Baking is a serious passion of mine, and I love making quick batches of cookies whenever my husband and I are in the mood for a treat. I had been planning to make some lemon and coconut cookies, so I thought, why not add some of this lovely, floral, wisteria syrup to the lemon frosting to add a delicious depth to our dessert and make the perfect accompaniment to my wisteria whiskey sour!
Blueberry Wisteria Whiskey Sour
- 1.5 oz Tamworth Distilling Chocorua Rye
- 1 oz lemon juice
- .5 oz violet liqueur
- .25 oz wisteria blossom syrup*
- Handful frozen blueberries
Muddle the blueberries in a shaker with the lemon juice. Add remaining ingredients and ice, and shake until chilled. Fine strain into a rocks glass filled with ice and garnish with wisteria flowers, if desired. Beautiful glass by Hospitality Glass.
*Wisteria Blossom Syrup
- 1 cup sugar
- 1 cup water
- 1-2 cups wisteria blossoms (or as many as you can cover with the liquid)
- Large glass measuring cup or heat proof bowl
- Mesh strainer
Remove wisteria blossoms from their stems. In a large glass measuring cup, add sugar and 1 cup of wisteria blossoms. Pour 1 cup of boiling water over them and stir until sugar dissolves fully. Add as many wisteria blossoms as you can cover with the liquid, using a spoon to press them down. Cover, let cool, then place in the fridge to steep for an afternoon. Strain through a fine mesh strainer and store in a clean glass bottle or jar.
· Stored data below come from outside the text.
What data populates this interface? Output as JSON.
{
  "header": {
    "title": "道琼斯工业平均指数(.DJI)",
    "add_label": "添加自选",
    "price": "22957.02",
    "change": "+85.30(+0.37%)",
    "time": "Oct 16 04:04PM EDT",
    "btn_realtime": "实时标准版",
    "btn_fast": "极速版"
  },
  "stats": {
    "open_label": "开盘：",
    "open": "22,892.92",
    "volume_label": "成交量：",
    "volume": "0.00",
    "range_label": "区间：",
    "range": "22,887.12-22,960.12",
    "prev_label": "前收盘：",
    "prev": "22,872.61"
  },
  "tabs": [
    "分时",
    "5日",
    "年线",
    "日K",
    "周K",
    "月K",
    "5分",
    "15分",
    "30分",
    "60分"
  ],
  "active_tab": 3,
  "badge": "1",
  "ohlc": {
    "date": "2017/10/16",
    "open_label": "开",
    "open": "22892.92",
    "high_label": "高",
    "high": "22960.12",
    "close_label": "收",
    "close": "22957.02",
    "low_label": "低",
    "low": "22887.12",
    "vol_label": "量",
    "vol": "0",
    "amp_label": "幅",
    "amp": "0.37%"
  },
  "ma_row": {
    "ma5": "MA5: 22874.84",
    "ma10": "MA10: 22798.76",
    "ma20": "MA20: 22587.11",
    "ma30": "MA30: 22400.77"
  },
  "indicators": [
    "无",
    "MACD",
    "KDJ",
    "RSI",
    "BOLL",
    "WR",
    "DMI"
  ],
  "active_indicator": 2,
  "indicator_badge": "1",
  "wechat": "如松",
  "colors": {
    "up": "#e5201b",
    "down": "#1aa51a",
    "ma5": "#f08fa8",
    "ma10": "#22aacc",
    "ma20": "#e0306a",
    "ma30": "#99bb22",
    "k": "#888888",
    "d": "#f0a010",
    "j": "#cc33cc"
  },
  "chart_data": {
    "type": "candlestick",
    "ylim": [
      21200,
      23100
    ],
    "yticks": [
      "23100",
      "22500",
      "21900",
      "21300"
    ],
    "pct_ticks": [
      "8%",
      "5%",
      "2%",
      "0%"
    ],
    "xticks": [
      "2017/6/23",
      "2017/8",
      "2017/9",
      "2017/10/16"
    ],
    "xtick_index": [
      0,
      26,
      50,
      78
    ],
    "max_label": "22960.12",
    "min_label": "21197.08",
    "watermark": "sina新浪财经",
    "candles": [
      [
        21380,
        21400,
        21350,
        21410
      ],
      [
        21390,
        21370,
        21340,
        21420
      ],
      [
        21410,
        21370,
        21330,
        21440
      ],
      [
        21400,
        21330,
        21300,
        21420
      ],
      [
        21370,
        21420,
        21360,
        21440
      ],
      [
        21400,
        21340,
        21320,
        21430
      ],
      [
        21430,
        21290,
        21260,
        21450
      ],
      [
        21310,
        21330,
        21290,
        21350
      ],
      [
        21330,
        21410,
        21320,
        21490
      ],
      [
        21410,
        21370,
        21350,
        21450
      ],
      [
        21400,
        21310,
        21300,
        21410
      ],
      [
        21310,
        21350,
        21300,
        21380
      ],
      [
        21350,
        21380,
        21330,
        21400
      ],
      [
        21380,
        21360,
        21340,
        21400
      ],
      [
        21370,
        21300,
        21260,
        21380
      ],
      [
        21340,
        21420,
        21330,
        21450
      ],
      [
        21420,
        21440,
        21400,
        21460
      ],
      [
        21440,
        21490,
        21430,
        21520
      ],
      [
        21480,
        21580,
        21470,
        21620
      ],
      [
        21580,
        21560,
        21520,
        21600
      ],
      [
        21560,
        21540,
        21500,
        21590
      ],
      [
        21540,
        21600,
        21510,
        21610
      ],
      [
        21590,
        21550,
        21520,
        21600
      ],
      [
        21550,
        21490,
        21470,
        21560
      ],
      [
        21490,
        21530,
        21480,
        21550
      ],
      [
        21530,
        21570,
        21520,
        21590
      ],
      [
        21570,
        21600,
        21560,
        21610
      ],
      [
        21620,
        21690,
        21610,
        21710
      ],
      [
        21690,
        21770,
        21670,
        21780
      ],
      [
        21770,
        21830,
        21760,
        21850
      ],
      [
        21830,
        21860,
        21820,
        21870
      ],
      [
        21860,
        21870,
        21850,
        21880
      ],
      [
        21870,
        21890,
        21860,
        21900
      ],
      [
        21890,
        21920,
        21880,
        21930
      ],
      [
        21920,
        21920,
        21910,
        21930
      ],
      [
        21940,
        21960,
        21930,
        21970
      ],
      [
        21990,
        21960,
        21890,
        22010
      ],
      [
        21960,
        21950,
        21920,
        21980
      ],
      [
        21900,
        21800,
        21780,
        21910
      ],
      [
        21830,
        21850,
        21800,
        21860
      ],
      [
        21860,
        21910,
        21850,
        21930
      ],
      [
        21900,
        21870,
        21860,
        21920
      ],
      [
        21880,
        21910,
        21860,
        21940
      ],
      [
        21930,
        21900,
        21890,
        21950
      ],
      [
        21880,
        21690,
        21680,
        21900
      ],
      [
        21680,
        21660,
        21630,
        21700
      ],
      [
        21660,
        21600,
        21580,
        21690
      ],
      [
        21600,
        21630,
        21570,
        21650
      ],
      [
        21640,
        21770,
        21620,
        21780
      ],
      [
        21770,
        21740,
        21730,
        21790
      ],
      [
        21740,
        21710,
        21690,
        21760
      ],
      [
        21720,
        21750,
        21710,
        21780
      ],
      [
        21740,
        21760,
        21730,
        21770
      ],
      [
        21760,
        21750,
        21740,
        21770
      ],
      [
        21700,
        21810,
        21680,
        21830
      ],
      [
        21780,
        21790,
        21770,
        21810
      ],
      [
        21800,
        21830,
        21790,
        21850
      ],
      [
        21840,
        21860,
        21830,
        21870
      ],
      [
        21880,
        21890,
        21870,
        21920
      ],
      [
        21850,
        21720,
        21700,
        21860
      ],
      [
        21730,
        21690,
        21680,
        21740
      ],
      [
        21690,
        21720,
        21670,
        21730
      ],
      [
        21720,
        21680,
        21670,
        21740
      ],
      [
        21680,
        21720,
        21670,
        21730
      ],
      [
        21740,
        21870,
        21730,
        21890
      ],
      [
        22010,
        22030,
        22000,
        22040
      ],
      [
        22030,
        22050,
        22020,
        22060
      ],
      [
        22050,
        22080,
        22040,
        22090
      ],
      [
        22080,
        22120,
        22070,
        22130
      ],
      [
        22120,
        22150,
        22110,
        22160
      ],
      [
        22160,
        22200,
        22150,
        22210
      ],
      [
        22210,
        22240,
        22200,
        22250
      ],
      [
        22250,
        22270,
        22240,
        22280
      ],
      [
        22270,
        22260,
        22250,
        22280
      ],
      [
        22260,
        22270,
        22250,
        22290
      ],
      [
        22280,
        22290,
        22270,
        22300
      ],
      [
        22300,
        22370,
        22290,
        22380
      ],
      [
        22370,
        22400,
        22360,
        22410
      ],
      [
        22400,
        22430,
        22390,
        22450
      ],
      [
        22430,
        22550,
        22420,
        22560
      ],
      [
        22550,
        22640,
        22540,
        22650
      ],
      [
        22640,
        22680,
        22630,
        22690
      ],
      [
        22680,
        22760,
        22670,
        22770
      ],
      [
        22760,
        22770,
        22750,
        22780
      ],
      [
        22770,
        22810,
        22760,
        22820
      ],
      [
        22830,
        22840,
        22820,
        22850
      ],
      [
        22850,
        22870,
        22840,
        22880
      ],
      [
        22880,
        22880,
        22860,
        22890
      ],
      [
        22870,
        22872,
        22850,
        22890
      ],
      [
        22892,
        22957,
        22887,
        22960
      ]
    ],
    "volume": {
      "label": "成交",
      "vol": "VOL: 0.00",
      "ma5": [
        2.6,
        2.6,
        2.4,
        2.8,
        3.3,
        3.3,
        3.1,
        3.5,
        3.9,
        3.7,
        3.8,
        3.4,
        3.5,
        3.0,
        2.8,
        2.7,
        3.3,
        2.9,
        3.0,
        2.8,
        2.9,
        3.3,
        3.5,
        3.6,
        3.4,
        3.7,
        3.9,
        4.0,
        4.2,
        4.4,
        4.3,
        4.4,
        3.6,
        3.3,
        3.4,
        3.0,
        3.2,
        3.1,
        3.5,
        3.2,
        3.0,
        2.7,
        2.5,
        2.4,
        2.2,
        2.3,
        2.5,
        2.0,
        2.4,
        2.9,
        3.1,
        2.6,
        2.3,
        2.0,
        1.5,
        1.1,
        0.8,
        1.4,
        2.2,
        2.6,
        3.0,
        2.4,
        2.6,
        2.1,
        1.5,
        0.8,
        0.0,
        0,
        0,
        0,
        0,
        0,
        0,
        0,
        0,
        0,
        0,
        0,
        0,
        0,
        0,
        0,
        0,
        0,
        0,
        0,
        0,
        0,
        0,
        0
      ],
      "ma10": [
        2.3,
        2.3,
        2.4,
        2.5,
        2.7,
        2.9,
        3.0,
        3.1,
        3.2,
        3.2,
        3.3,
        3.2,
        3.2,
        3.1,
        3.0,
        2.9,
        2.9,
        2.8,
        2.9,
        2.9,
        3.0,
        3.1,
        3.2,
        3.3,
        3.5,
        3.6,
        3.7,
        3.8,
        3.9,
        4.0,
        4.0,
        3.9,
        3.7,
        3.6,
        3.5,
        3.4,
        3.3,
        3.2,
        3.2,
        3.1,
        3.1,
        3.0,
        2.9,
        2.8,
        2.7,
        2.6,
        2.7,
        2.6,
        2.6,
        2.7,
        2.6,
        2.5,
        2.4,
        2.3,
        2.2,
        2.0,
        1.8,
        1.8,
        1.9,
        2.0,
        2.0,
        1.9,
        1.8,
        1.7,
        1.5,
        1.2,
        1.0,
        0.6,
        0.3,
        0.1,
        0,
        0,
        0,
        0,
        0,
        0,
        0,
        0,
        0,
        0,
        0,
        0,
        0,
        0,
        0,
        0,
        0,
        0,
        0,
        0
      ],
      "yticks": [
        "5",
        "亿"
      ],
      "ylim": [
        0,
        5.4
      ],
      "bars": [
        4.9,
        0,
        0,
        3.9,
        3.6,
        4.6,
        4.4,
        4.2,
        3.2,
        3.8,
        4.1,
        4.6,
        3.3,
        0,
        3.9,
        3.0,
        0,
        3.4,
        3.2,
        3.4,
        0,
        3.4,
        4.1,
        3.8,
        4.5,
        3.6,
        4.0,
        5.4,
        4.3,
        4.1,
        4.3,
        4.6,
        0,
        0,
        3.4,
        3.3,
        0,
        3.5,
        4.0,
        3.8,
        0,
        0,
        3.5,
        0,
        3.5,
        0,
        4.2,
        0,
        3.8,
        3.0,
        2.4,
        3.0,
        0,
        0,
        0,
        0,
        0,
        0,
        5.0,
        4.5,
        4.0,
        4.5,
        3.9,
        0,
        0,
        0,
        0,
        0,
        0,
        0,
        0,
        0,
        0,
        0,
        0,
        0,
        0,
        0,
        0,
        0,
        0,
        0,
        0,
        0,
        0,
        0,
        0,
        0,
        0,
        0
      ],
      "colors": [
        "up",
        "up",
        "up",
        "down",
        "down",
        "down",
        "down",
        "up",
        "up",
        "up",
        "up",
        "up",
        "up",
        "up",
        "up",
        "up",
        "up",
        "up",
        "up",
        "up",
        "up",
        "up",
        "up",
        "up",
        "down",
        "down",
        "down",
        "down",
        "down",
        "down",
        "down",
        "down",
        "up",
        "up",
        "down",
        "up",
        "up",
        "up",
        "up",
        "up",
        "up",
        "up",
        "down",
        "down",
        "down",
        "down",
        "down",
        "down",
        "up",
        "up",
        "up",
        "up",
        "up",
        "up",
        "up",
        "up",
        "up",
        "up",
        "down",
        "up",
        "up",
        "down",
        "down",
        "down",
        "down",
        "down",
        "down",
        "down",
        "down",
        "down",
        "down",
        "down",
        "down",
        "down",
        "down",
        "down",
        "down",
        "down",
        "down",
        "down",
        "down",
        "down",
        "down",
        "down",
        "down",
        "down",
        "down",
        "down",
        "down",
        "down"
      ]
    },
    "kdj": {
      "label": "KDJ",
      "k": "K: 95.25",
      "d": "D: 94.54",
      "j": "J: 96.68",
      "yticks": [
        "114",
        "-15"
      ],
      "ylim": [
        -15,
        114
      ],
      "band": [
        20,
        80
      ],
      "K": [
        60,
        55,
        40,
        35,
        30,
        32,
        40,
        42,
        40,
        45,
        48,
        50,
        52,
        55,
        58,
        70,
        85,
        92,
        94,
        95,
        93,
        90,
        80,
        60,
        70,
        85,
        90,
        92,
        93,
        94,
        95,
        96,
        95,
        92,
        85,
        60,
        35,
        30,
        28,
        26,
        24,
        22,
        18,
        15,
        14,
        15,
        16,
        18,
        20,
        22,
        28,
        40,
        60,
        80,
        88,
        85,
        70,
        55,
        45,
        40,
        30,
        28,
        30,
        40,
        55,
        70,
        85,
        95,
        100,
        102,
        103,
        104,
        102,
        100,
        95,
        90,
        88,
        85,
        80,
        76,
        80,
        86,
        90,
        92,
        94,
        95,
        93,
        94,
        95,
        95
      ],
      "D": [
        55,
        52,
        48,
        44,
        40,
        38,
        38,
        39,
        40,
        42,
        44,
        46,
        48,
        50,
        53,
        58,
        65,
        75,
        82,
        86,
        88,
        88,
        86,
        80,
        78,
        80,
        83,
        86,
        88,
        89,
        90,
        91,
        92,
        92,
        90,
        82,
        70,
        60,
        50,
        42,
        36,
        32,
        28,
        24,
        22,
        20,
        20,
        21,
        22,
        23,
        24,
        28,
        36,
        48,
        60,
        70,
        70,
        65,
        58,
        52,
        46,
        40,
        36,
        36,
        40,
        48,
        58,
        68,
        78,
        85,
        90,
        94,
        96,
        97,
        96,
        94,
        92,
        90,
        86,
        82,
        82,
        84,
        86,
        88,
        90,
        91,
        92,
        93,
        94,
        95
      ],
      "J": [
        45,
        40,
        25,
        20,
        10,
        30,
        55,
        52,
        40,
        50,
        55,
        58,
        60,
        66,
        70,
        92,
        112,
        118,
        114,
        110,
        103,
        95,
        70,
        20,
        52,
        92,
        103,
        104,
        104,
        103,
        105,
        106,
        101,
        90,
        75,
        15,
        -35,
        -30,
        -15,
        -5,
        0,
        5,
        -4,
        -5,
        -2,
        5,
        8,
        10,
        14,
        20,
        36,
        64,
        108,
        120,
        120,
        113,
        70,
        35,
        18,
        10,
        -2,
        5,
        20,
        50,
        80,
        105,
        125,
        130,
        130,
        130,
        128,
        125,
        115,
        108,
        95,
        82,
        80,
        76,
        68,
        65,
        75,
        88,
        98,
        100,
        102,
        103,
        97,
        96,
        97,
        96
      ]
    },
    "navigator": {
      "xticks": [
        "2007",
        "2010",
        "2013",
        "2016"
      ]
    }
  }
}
I recommend adding vodka to preserve this syrup or using it within 1-2 weeks. Syrups with fresh botanical ingredients do not keep as long as those made with dried plants. Store in the refrigerator.
Wisteria-Scented Lemon Coconut Cookies
Yield: about 3 dozen cookies
- 2 cups (300g) all purpose flour
- 1/2 cup (100g) sugar
- 1/2 cup (100g) butter
- 1/2 cup (100g) coconut oil (organic, unrefined for the best coconut flavor)
- Juice of 1 lemon
- 1 egg
- 1 tsp vanilla extract
- 1 tsp organic coconut extract
- 1/2 tsp salt
Preheat oven to 350 degrees. Add all ingredients to a large mixing bowl mix until incorporated. I don’t have a stand mixer and typically just mix my dough by hand (crazy, I know!). Shape dough into balls about 1 ¼ inches. Place 2 inches apart on ungreased cookie sheets. Bake 8-10 minutes or until edges start to brown. Place on a cooling rack to cool.
Lemon + Wisteria Icing
- 2 cups confectioners sugar
- 1 tbsp wisteria syrup
- Lemon juice (about 2-4 tbsp)
Add sugar to a large bowl and add wisteria syrup. Slowly add lemon juice while mixing until a desired consistency is reached. Spread onto cooled cookies and top each with a wisteria blossom.